Russell Brand is a comedian, actor, and podcaster with a considerable following on social media platforms, including Rumble and YouTube. Once firmly on the political left, his contrarian views on COVID-19 and other subjects have earned him a substantial following among independents and conservatives, in the vein of figures like Joe Rogan and Glenn Greenwald.
Last week, the London Sunday Times accused Brand of sexually assaulting multiple women during the time period from 2006 and 2013. One of the alleged victims claims that Brand raped her at his home in Los Angeles and that she visited a rape crisis center; The Sunday Times reported that medical records support her story. Another alleged victim claims she was 16 when she began a relationship with Brand, who was then 31. The age of consent is 16 in the U.K., but the woman says that Brand was “emotionally abusive and controlling” and also forced her to perform oral sex on him. All four women in the joint investigation by The Sunday Times, The Times, and Channel 4 Dispatches spoke under conditions of anonymity.
Brand has denied the allegations, but the consequences have been swift. His talent agency dropped him the same day the story was published, and now YouTube has demonetized his channel, meaning that he can’t make money from advertisements.
The reporting in The Sunday Times is very detailed, and the story does offer some corroborating details, like the medical records.
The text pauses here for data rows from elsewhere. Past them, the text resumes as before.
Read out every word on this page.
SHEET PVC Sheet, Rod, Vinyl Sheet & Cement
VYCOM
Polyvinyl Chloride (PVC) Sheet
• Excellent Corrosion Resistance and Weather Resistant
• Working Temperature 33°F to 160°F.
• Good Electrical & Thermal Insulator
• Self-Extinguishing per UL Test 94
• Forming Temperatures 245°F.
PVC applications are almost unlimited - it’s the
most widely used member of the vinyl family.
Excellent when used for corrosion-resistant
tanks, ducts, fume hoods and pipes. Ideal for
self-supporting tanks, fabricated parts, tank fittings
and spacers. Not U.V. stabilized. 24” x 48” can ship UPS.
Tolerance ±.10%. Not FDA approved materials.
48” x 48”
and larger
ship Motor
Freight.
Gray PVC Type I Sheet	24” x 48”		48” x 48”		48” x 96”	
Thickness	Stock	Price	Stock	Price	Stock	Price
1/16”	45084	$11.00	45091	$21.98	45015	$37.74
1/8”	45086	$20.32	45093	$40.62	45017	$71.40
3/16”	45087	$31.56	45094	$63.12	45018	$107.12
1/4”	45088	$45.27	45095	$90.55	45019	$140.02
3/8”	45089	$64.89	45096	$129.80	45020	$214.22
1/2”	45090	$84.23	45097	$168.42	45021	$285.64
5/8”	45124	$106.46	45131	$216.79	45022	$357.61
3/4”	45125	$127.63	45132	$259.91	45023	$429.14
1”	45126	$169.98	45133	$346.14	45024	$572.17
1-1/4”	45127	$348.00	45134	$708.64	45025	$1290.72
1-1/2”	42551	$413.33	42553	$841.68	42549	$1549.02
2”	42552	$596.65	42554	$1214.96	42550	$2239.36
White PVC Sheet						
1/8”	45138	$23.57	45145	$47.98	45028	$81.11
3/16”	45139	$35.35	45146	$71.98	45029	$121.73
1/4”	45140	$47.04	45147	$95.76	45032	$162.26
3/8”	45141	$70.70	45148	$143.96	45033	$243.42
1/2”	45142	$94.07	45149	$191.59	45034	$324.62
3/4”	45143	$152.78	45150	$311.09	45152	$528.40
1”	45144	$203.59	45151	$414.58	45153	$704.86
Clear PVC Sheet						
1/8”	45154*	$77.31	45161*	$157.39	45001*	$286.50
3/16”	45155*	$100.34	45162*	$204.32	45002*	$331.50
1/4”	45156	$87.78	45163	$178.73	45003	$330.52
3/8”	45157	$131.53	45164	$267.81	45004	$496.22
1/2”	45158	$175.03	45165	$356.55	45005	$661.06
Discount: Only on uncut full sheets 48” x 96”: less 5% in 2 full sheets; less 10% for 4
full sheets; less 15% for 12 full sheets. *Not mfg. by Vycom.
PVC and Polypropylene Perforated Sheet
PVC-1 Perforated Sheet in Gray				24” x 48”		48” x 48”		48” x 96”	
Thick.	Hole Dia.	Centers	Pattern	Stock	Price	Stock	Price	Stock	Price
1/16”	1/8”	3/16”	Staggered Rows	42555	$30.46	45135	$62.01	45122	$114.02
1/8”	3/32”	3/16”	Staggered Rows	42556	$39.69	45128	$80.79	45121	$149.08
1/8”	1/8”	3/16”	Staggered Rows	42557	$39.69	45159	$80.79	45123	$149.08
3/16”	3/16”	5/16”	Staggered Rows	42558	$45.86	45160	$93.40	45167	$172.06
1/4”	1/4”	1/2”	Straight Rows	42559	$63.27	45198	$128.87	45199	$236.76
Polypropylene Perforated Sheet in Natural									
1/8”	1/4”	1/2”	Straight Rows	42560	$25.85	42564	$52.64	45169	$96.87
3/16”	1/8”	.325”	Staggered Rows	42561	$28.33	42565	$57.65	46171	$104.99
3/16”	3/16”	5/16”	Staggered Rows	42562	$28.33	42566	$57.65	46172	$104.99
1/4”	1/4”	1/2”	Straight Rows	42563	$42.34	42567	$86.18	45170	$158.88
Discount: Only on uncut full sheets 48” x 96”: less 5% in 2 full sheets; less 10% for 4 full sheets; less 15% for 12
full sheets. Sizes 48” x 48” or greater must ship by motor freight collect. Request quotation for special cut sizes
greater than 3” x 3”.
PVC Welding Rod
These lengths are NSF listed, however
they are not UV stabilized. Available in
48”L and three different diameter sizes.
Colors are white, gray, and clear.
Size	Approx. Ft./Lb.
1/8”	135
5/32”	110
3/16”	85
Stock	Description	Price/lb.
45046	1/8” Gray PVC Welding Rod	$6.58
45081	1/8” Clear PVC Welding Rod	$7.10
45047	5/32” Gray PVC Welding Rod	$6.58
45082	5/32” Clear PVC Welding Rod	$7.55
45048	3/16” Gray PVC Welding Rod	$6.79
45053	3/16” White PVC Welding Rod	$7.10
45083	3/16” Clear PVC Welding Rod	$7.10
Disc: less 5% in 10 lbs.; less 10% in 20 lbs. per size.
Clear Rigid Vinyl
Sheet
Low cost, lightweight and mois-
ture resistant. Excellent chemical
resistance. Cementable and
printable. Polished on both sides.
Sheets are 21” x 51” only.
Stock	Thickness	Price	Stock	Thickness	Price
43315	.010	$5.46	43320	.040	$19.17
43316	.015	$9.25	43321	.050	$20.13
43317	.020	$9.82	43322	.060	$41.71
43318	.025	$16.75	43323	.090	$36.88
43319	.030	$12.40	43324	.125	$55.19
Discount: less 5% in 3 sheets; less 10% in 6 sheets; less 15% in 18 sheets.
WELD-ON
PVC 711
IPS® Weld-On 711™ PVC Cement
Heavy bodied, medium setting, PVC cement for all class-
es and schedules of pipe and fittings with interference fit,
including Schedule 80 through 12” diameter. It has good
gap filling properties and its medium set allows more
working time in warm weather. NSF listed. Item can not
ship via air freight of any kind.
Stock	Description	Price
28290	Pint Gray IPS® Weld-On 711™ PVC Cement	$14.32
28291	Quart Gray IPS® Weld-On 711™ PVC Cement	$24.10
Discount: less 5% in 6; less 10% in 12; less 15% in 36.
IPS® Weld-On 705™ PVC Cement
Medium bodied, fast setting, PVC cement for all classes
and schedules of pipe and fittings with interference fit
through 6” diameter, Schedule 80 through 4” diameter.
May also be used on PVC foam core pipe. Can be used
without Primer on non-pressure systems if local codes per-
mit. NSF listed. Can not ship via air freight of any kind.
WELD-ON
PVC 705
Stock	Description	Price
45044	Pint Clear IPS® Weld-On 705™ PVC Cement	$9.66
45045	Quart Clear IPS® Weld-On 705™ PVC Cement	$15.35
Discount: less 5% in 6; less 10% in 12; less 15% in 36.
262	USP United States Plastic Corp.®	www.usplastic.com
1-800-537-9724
Brand has admitted in the past to struggling with drug abuse and sex addiction and engaging in lewd behavior—which doesn’t mean he’s guilty of rape but does put the accusations in context.
It’s fair, of course, to scrutinize the motivations of the accusers as well: The Sunday Times notes that the women wanted to talk to reporters because of “Brand’s newfound prominence as an online wellness influencer, with millions of followers on YouTube and other sites.” Brand’s supporters may see this admission as evidence that he is being targeted specifically because of his recently established animosity toward mainstream media and institutions.
Regardless of how one feels about this situation, YouTube’s actions should raise eyebrows. The platform has not punished Brand for something he said—for some piece of video content he created. YouTube is punishing Brand for conduct that took place entirely off the platform and does not involve speech at all.
As a private company, YouTube has the right, of course, to platform and deplatform anyone it wishes. It is not obligated to obey the First Amendment, extend due process to content creators, or enforce internally consistent rules. The company is free to do whatever it wants—and users are free to complain.
And this seems like something worth complaining about. YouTube’s guidelines do require creators to remain “responsible” both on and off the platform, and the company specifically prohibits “abuse or violence, demonstrating cruelty, or participating in fraudulent or deceptive behavior that leads to real-world harm.” But let’s keep in mind that Brand has not been convicted of any crime. His accusers remain anonymous. Will any prominent figure accused of sexual misconduct anonymously face similar sanction, prior to any criminal action taking place?
Due process, the presumption of innocence, the burden of the proof—these things are not legally required in a situation like this, but wholly jettisoning them is morally, practically, and philosophically unsound. It’s unwise for YouTube to put itself in the position of litigating extremely contentious off-site personal behavior. This sets a very dangerous, quasi-dystopian precedent.